Systematic Exploration of Alternative Semantic Encoders for SemanticGen

Systematically evaluate the impact of substituting the Qwen-2.5-VL vision tower with other video semantic tokenizers—such as V-JEPA 2, VideoMAE 2, and 4DS—when used as the semantic encoder within the SemanticGen two-stage video generation framework, by analyzing how different semantic encoders affect the learned semantic representation distribution and the downstream video generation process.

Background

SemanticGen generates videos by first operating in a compact, high-level semantic space and then mapping to VAE latents. The method relies on a semantic encoder to extract video-level representations; in the paper, the authors use the vision tower of Qwen-2.5-VL to instantiate this component.
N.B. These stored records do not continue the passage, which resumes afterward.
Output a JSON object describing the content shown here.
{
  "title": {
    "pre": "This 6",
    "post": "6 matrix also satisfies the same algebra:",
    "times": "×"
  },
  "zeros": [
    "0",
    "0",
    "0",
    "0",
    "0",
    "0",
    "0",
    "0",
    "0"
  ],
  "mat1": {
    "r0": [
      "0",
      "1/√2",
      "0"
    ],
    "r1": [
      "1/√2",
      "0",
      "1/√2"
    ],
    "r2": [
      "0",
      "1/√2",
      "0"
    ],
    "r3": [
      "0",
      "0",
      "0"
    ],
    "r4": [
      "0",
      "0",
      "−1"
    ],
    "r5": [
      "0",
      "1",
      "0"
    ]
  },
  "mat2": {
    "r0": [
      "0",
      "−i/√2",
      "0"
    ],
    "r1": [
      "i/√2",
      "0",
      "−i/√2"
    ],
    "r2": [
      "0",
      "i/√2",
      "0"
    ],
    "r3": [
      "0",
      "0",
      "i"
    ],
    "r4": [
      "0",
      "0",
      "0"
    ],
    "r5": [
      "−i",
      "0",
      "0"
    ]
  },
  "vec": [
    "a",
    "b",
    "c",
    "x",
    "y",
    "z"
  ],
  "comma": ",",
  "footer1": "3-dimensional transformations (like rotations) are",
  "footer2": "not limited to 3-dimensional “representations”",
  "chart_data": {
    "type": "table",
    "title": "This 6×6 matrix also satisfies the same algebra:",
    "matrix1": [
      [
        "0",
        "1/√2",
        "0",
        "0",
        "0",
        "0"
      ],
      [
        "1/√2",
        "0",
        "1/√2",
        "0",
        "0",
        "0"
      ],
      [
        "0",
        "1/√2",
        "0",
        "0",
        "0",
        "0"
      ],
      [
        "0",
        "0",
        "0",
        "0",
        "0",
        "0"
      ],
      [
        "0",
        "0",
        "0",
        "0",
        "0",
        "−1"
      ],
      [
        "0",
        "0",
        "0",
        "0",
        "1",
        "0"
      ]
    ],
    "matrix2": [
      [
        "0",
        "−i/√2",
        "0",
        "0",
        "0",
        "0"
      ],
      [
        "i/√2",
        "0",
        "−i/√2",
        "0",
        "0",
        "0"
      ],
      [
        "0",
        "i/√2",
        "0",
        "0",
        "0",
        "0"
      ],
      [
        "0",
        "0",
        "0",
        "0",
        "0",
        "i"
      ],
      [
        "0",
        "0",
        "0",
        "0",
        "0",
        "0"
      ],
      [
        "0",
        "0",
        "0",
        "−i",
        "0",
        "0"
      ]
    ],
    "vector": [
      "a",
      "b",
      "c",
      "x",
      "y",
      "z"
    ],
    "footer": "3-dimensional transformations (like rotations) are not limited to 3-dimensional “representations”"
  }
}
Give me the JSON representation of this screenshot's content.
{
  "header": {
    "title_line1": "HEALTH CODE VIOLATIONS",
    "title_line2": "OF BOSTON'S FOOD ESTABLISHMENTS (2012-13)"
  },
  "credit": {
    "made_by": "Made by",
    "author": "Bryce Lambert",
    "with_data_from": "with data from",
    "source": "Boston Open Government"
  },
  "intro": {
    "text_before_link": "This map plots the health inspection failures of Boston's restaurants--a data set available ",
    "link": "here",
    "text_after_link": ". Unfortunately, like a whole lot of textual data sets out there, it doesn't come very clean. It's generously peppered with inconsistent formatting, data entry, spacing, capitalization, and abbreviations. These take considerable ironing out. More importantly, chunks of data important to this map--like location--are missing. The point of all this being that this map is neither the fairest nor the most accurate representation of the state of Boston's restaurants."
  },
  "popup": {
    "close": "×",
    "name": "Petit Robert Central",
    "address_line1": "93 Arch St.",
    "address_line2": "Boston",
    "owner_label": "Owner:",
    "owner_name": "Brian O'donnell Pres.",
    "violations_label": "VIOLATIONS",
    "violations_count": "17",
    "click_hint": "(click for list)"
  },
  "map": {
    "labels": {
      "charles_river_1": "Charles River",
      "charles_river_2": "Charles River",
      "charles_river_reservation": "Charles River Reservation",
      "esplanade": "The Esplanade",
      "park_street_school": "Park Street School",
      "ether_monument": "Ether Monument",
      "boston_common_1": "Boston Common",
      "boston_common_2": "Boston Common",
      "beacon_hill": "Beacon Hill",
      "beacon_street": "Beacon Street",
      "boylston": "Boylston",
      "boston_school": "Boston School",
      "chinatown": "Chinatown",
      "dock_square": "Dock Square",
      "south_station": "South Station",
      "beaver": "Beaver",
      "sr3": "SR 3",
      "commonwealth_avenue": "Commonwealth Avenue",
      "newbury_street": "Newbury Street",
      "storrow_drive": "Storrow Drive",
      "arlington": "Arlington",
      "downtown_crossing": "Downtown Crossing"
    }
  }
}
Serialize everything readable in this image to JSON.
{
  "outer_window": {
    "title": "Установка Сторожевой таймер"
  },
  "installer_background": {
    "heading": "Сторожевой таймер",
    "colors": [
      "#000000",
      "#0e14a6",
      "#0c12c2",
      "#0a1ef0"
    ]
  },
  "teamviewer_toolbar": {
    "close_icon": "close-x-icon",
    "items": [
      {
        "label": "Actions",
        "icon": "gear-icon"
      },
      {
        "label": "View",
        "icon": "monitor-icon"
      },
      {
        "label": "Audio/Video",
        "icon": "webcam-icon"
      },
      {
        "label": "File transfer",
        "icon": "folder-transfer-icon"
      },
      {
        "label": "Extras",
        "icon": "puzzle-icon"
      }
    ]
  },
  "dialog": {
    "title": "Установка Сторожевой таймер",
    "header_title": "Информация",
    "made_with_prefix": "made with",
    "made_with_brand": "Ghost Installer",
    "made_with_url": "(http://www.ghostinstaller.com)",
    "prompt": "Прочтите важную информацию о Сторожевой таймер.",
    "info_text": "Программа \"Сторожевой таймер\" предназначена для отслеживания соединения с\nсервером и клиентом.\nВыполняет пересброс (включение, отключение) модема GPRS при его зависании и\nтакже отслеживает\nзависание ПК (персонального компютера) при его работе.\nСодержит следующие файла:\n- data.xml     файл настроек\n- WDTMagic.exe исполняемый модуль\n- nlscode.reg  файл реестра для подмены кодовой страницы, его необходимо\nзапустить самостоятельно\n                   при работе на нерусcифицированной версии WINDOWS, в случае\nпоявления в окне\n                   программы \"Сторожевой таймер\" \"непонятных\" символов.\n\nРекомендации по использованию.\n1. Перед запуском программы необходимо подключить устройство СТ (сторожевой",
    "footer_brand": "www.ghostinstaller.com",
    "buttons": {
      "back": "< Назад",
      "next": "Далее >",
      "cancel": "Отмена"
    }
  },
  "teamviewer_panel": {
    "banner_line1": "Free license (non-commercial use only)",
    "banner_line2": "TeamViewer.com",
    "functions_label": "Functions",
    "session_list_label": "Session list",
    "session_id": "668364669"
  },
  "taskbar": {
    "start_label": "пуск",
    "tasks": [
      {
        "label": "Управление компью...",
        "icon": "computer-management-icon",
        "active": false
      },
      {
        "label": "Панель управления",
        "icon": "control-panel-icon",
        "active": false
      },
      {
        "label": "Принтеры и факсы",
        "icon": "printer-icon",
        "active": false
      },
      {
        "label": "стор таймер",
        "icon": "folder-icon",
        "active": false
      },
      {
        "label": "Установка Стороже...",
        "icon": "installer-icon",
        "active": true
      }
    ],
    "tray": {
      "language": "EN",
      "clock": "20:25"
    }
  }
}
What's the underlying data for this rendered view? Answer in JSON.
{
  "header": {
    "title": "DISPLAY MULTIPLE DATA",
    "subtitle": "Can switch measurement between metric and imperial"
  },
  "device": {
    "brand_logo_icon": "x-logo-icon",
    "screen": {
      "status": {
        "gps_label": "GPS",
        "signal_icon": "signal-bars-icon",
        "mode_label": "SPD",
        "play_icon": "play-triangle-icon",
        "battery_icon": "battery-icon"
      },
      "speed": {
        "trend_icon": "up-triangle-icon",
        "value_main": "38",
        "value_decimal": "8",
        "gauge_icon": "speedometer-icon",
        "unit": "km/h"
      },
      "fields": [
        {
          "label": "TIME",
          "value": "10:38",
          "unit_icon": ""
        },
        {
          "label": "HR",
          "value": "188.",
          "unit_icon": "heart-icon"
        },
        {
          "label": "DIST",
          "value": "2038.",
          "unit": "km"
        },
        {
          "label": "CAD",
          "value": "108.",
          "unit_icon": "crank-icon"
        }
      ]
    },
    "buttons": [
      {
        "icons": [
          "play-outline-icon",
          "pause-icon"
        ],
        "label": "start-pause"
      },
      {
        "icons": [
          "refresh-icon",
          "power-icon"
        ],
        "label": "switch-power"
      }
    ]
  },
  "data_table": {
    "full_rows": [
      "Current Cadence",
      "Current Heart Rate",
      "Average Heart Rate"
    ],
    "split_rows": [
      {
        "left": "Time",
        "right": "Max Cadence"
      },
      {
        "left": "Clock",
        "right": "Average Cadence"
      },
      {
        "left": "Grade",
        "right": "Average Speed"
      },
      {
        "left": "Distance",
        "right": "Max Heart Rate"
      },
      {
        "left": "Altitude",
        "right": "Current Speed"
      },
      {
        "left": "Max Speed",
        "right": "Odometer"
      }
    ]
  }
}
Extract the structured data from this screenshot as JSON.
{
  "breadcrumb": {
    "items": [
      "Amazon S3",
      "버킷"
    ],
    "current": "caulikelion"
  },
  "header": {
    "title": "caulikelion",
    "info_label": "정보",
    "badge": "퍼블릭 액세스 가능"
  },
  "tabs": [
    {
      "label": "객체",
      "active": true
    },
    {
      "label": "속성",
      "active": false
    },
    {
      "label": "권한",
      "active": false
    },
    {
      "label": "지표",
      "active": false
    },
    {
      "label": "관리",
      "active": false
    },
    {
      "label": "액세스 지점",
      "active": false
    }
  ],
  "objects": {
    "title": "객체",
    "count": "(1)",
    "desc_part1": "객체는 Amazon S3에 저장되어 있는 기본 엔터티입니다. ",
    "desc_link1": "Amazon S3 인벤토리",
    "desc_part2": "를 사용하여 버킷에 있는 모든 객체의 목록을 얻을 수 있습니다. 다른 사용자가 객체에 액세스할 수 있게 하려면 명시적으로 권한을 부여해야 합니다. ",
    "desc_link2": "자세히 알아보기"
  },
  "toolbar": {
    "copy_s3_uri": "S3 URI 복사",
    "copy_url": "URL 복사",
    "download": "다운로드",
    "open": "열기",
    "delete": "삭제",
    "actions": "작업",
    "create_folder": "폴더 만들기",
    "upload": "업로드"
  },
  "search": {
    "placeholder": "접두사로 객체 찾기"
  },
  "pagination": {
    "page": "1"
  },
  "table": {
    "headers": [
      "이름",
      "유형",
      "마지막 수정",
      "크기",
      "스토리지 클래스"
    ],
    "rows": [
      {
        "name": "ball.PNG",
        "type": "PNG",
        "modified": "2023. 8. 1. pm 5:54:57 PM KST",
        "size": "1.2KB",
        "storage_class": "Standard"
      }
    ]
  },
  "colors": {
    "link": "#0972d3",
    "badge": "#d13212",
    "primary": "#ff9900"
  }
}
The authors note that other video semantic tokenizers (e.g., V-JEPA 2, VideoMAE 2, 4DS) are compatible with the framework and highlight the importance of understanding how the choice of semantic encoder influences training efficiency and final video quality. They explicitly defer a systematic analysis of these alternatives as future work.

References

In this paper, we use Qwen-2.5-VL to validate the effectiveness of the proposed method, and we leave the systematic exploration of other semantic encoders as future work.

SemanticGen: Video Generation in Semantic Space (2512.20619 - Bai et al., 23 Dec 2025) in Section 3.2, Video Generation with Semantic Embeddings (subsection: What Kinds of Semantic Encoders Are Needed for Video Generation?)